Cole
Keepers of the Lake
Emilia Hartley
All rights reserved.
This is a work of fiction. All characters, places, businesses and incidents are from the author’s imagination, or they are used fictitiously and are definitely fictionalized. Any trademarks or pictures herein are not authorized by the trademark owners and do not in any way mean the work is sponsored by or associated with the trademark owners. Any trademarks or pictures used are specifically in a descriptive capacity.
Emilia Hartley © Copyright 2021
Contents
Emilia’s Heartlies
Chapter 1
Chapter 2
Chapter 3
Chapter 4
Chapter 5
Chapter 6
Chapter 7
Chapter 8
Chapter 9
Chapter 10
Chapter 11
Chapter 12
Chapter 13
Chapter 14
Chapter 15
Chapter 16
Chapter 17
Chapter 18
Chapter 19
Chapter 20
Coming Soon!
More By Emilia Hartley
Thank you!
Emilia’s Heartlies
Join my mailing list! Sign up to my newsletter where I send out free books, promotional offers, giveaways, and more!
GET YOUR FREE COPY OF PROTECT BY THE MOUNTAIN WOLF HERE
JOIN MY EXCLUSIVE READER GROUP BY CLICKING HERE !
1
Cole Barton found himself alone in the dark, sitting on the porch of his cabin with a beer in one hand and his eyes on the gleaming surface of Lake Superior. Part of him wondered what the local pack was up to. He hoped the young blonde wolf shifter was doing better. The girl had a mate who was steady and thoughtful. She didn’t need Cole’s worrying.
No one needed Cole. It was just him and the lake. Him and the past he bore upon his back.

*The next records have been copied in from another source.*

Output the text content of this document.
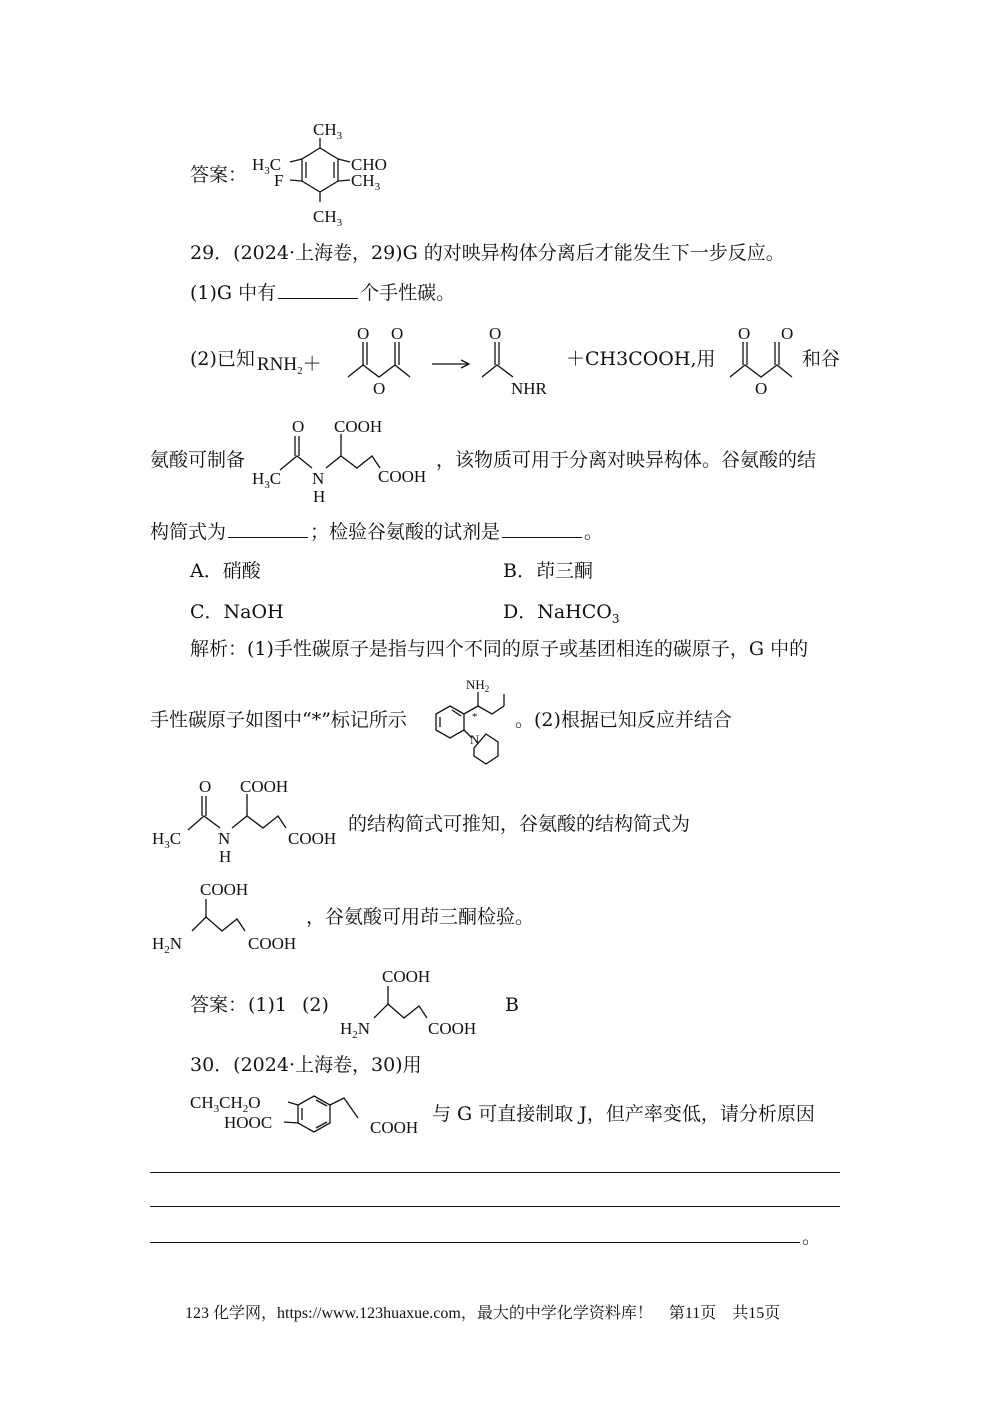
答案：
$CH_3$
$H_3C$	CHO
F	$CH_3$
$CH_3$
29．(2024·上海卷，29)G 的对映异构体分离后才能发生下一步反应。
(1)G 中有	个手性碳。
(2)已知 $RNH_2+$
O O
O
O
NHR
＋CH3COOH,用
O O
O
和谷
氨酸可制备
O
$H_3C$ N
H
COOH
COOH
，该物质可用于分离对映异构体。谷氨酸的结
构简式为	；检验谷氨酸的试剂是	。
A．硝酸	B．茚三酮
C．NaOH	D．NaHCO$_3$
解析：(1)手性碳原子是指与四个不同的原子或基团相连的碳原子，G 中的
手性碳原子如图中“*”标记所示
$NH_2$
*
N
。(2)根据已知反应并结合
O
$H_3C$ N
H
COOH
COOH
的结构简式可推知，谷氨酸的结构简式为
COOH
$H_2N$	COOH
，谷氨酸可用茚三酮检验。
答案： (1)1 (2)
COOH
$H_2N$	COOH
B
30．(2024·上海卷，30)用
$CH_3CH_2O$
HOOC	COOH
与 G 可直接制取 J，但产率变低，请分析原因
。
123 化学网，https://www.123huaxue.com，最大的中学化学资料库！　第11页　共15页
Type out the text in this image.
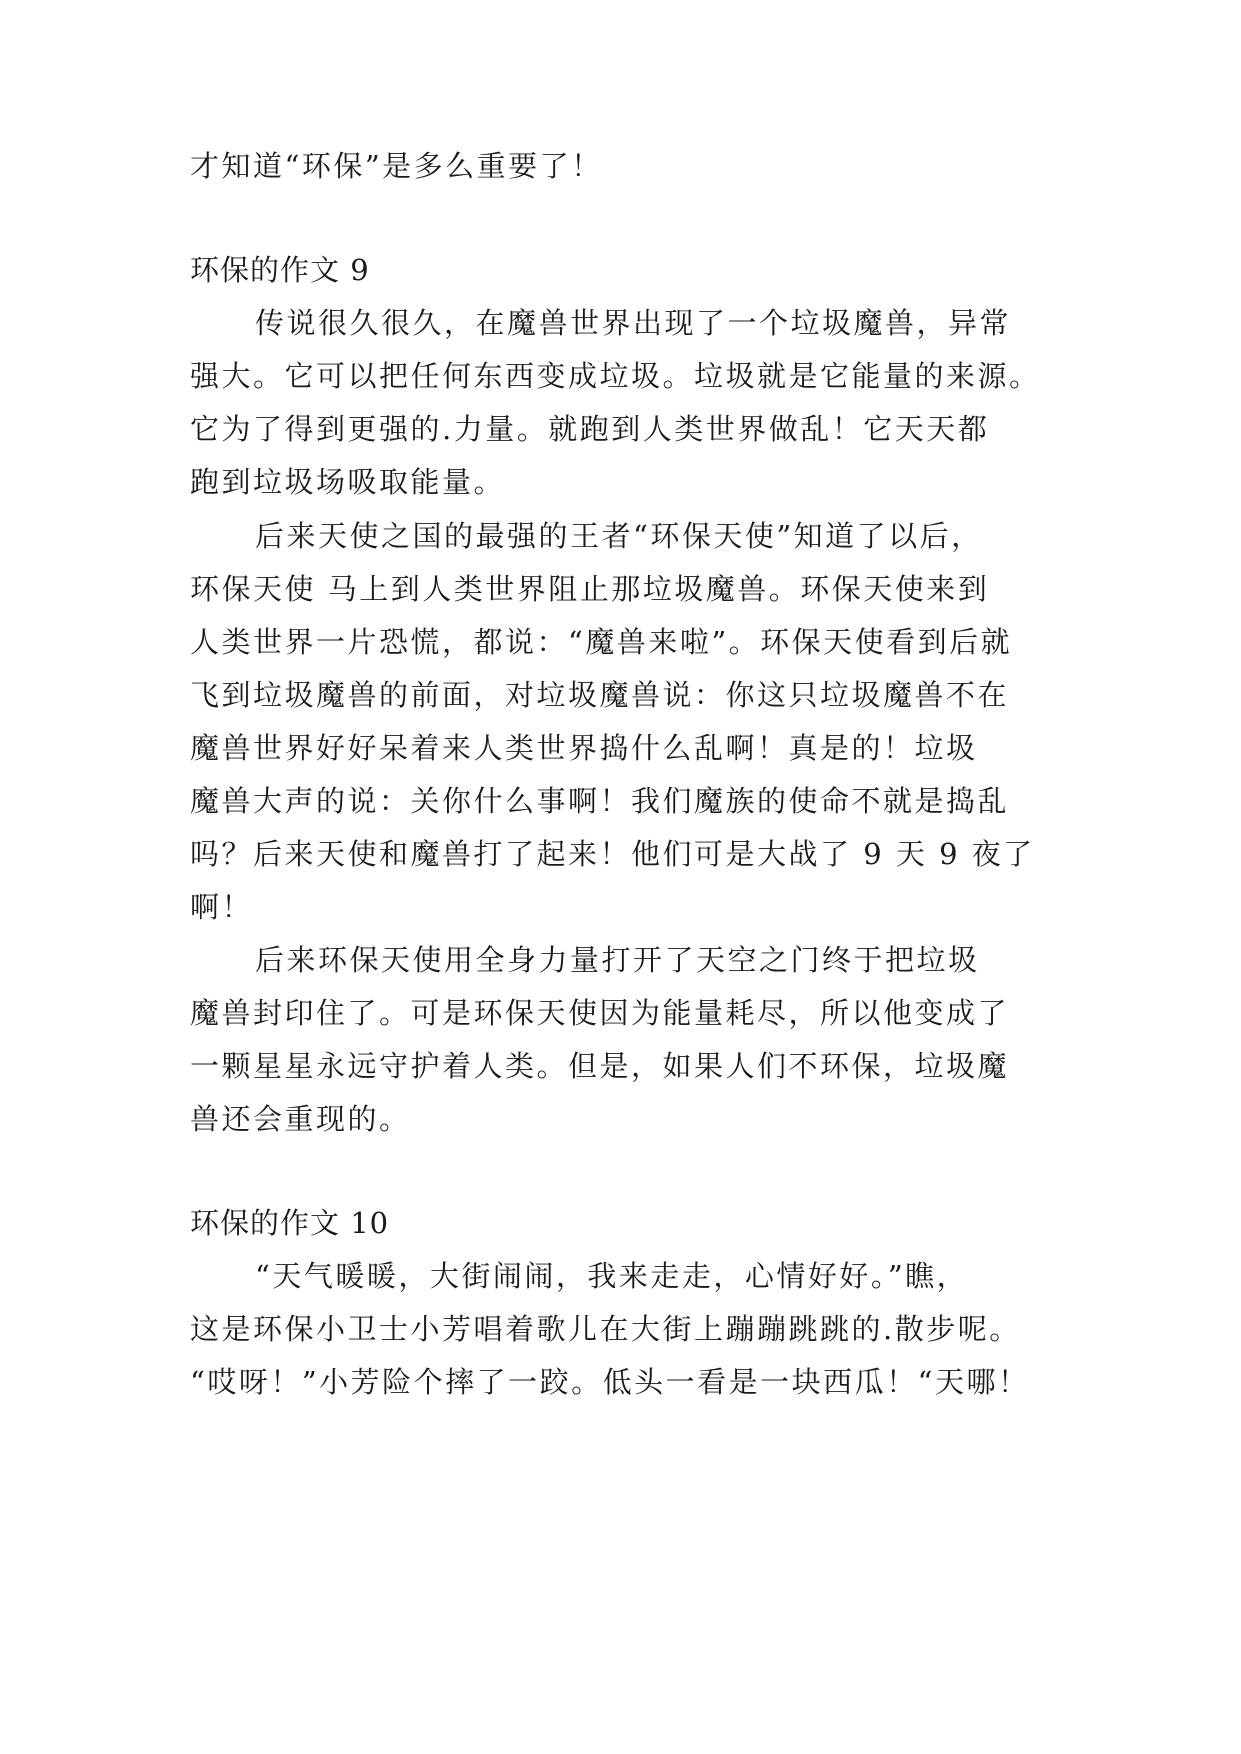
才知道“环保”是多么重要了！
环保的作文 9
传说很久很久，在魔兽世界出现了一个垃圾魔兽，异常
强大。它可以把任何东西变成垃圾。垃圾就是它能量的来源。
它为了得到更强的.力量。就跑到人类世界做乱！它天天都
跑到垃圾场吸取能量。
后来天使之国的最强的王者“环保天使”知道了以后，
环保天使 马上到人类世界阻止那垃圾魔兽。环保天使来到
人类世界一片恐慌，都说：“魔兽来啦”。环保天使看到后就
飞到垃圾魔兽的前面，对垃圾魔兽说：你这只垃圾魔兽不在
魔兽世界好好呆着来人类世界捣什么乱啊！真是的！垃圾
魔兽大声的说：关你什么事啊！我们魔族的使命不就是捣乱
吗？后来天使和魔兽打了起来！他们可是大战了 9 天 9 夜了
啊！
后来环保天使用全身力量打开了天空之门终于把垃圾
魔兽封印住了。可是环保天使因为能量耗尽，所以他变成了
一颗星星永远守护着人类。但是，如果人们不环保，垃圾魔
兽还会重现的。
环保的作文 10
“天气暖暖，大街闹闹，我来走走，心情好好。”瞧，
这是环保小卫士小芳唱着歌儿在大街上蹦蹦跳跳的.散步呢。
“哎呀！”小芳险个摔了一跤。低头一看是一块西瓜！“天哪！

“Good night for a dark moon,” a female voice said. Her voice was sultry as always, but time had added a little gravel to it.
“What are you doing here, Sybil? You aren’t bound to me or the others anymore.”
The shape of a woman appeared, climbing the shore toward him. Her gray hair was piled atop her head in a messy bun. She took a long drag off a cigarette. The end shone hot in the dark before she exhaled a plume of smoke. When she reached the porch, she leaned over Cole and flicked the nearby electric lantern.
White light spilled over them. Cole hissed and leaned away from it, but Sybil shook her head.
“Living in the darkness isn’t going to get you anywhere.”
He shrugged. “I don’t have anywhere to go.”
“You keep telling yourself lies. That’s why I’m on your doorstep at three in the morning.”
He sighed, heavy with guilt. Was it three AM already? Why was this woman not in bed? Sybil would be celebrating her 103rd birthday soon, and while her witchcraft kept her aging gracefully, it didn’t make her immortal. So few creatures in this world were truly immortal.
“You shouldn’t be here.”
“My dreams told me I should pay you a visit. They said before morning. That way you would know what you needed to know in time.”
“Well, that’s awful fucking cryptic,” he said as he rolled his eyes in her direction.
“I’d leave, but this is more for my benefit than it is yours. I need to sleep at night and if I don’t tell you what you need to know, the dreams will keep waking me at all hours.”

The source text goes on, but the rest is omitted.